На этот раз Бекингем счел, что пришел его черед ответствовать. Он попросил, чтоб обе палаты собрались 8 августа на общее совещание и выслушали то, что мы бы сейчас окрестили изложением общей политической полосы. Речь обязана была идти обо всем: о Вальтелине, об Италии, о Германии, о объединении с князьями-протестантами, об убежденности в стремительных победах на море… " Поскольку, милорды и бога, состояние дел ныне конкретно таково, я надеюсь, что вы укрепите в собственных сердцах то доверие к Его Величеству и ко мне, каковое вы обнаруживали в прошедшем году, ибо с тех пор я не делал и не замышлял ничто такового, что было бы тошно высказанным вами тогда пожеланиям ". То была чистая риторика, и депутаты отлично сообразили это, таккак Бекингем не произнес ни слова о " французском браке ", об обязательстве обнаруживать терпимость к католикам, о кораблях, предоставленных королю Франции, и всячески пытался не раскрывать свои карты, разговаривая о грядущей мореходный экспедиции. " Если бы я прислушивался к слухам и сплетням, – произнес в мнение основной адмирал, – я опасался бы очутиться униженным в вашем мировоззрении по сравнению с тем, что было в прошедшем, но я знаю, что это не так, таккак моя воротила практическиполностью послушна королю и государству, ибо я – искренне верен Англии " {304}.
Что до запрашиваемых субсидий, то Бекингем снова не именовал суммы. " Доверьтесь королю, вложите меч в его руки и дайте ему средства для такого, чтоб стать во голове армии ". Подобное упорное увиливание от ясности элементарно поражает. Делалось ли это преднамеренно, чтоб не привести депутатов в совершенное переполох, раскрыв им настоящую картину бюджетных бедствий? Или победитель и сам был не в состоянии буквально уволить нищеты флота? В всяком случае, итог оказался полностью ожидаемым: при таковых критериях, не зная даже размера запрашиваемых средств, депутаты не одобрили их.

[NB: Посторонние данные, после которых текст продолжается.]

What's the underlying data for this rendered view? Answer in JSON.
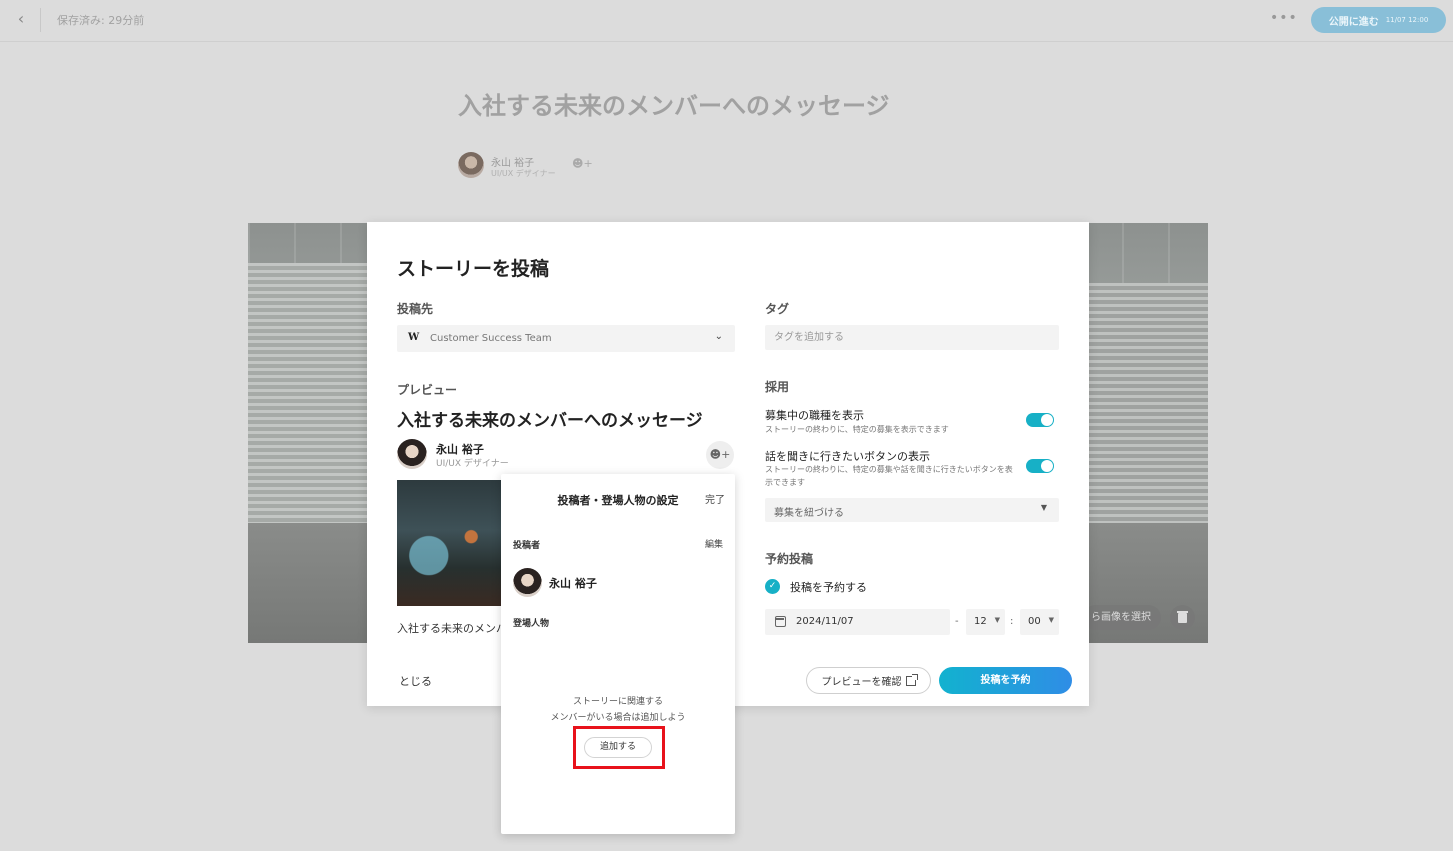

И вконцеконцов, случился еще один инцидент( ежели его разрешено именовать таким), совсем омрачивший обстановку. Берберские пираты завладели английское судно прямо в территориальных водах Англии, недалеко от мыса Лендс-Энд в Корнуолле. Некий Уильям Легг, ставший одной из жертв нападения, прислал письмо, содержание которого возмутило депутатов: там описывались грабеж и жестокость пиратов. На этот раз Сеймур напрямую выступил против главного адмирала, который обязан был ответствовать за сохранность страны: " Наберемся отваги, чтоб заявить, кто повинен в этом. Мы доверяли герцогу Бекингему, стало быть, это конкретно его причина, его самого или его подчиненных. Безопасность царства не обязана находиться в руках людей, не способных ответствовать за свои поступки " {305}.
Поскольку было светло, что новейшего голосования по субсидиям не станет, а парламент делается все наиболее беспокойным, Карл i решил расформировать его. То была топорная опечатка, тем наиболее что стиль шла о главном созыве новейшего правления. В Англии и за границей этот поступок сходу же расценили как знак обоюдного сомнения меж владыкой и народом, желая 6 месяцев обратно все принуждало мыслить подругому.

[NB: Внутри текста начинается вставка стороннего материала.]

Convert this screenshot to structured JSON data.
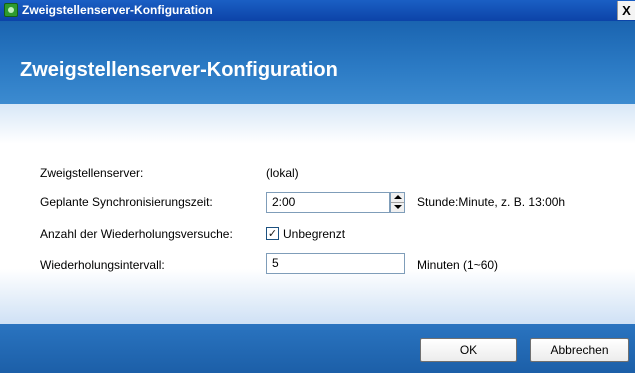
{
  "window": {
    "title": "Zweigstellenserver-Konfiguration",
    "close_glyph": "X"
  },
  "header": {
    "title": "Zweigstellenserver-Konfiguration"
  },
  "form": {
    "server_label": "Zweigstellenserver:",
    "server_value": "(lokal)",
    "sync_time_label": "Geplante Synchronisierungszeit:",
    "sync_time_value": "2:00",
    "sync_time_hint": "Stunde:Minute, z. B. 13:00h",
    "retry_count_label": "Anzahl der Wiederholungsversuche:",
    "retry_count_checkbox_label": "Unbegrenzt",
    "retry_count_checked": true,
    "retry_interval_label": "Wiederholungsintervall:",
    "retry_interval_value": "5",
    "retry_interval_hint": "Minuten (1~60)"
  },
  "buttons": {
    "ok": "OK",
    "cancel": "Abbrechen"
  },
  "colors": {
    "title_bar": "#0c43a8",
    "header": "#2b7ac4",
    "footer": "#1c5fa8"
  }
}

Хранитель печати Уильямс попробовал уверить сударя не аннулировать, а вынести заседания и повременить первых успехов готовящегося к боевым деяниям флота. Если верить венецианскому послу, то даже сам Бекингем на коленях умолял короля отрешиться от собственного решения{306}. Но Карл уперся, и 12 августа в дверь зала заседаний постучал глашатай с черным посохом в руке, чтоб огласить о роспуске парламента.
Тучи на горизонте юный четы
Сложности, какие, начиная с июля 1625 года, появились в отношениях Карла с его юной женой, занимали суровое пространство в контексте британской и европейской политики. Сам этот брак был по сути политическим: по идеи Людовика xiii и английского короля, стиль шла об союзе 2-ух государств в рамках дипломатического, а может быть, и военного союза. Решающую роль в этом деле сыграл Бекингем. Таким образом, благое единодушие( как телесное, так и сердечное) меж женами становилось нужным условием воплощения политических планов.

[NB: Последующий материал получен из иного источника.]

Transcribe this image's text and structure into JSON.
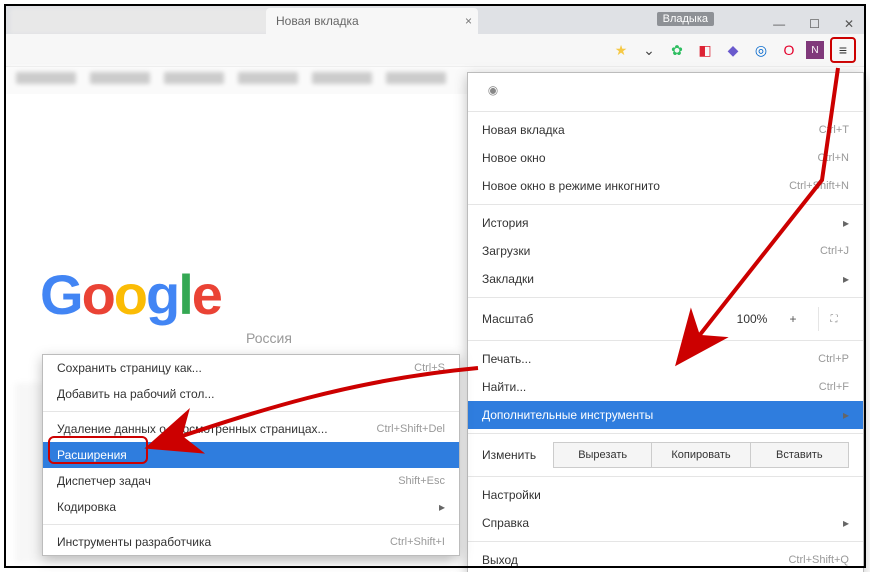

К огорчению, трудности возникли с самого истока, и не заключительную роль в этом сыграло то, что Генриетте Марии было доверено делать в выгоду возвращения Англии в лоно церковной церкви. При отъезде молодая королева получила от мамы аннотации( составленные папой де Берюлем): " Помните, что Вы – дочь Церкви. Это первое и главное свойство, которое Вам характерно и станет характерно впредь. […] Не допускайте, чтоб в Вашем пребывании разговаривали что-либо, направленное против Вашей веры. Заботьтесь о охране католиков перед лицом короля, Вашего жена, чтобы их снова не постигли несчастья, от которых их избавляют счастливые происшествия Вашего брака. Бог отправляет Вас в эту страну для их охраны. […] Ежедневно молитесь Господу и велите молиться о том, чтоб он соблаговолил возвратить Вашего супруга к истинам вероисповедания, за которое дала жизнь его бабушка [62] " {307}.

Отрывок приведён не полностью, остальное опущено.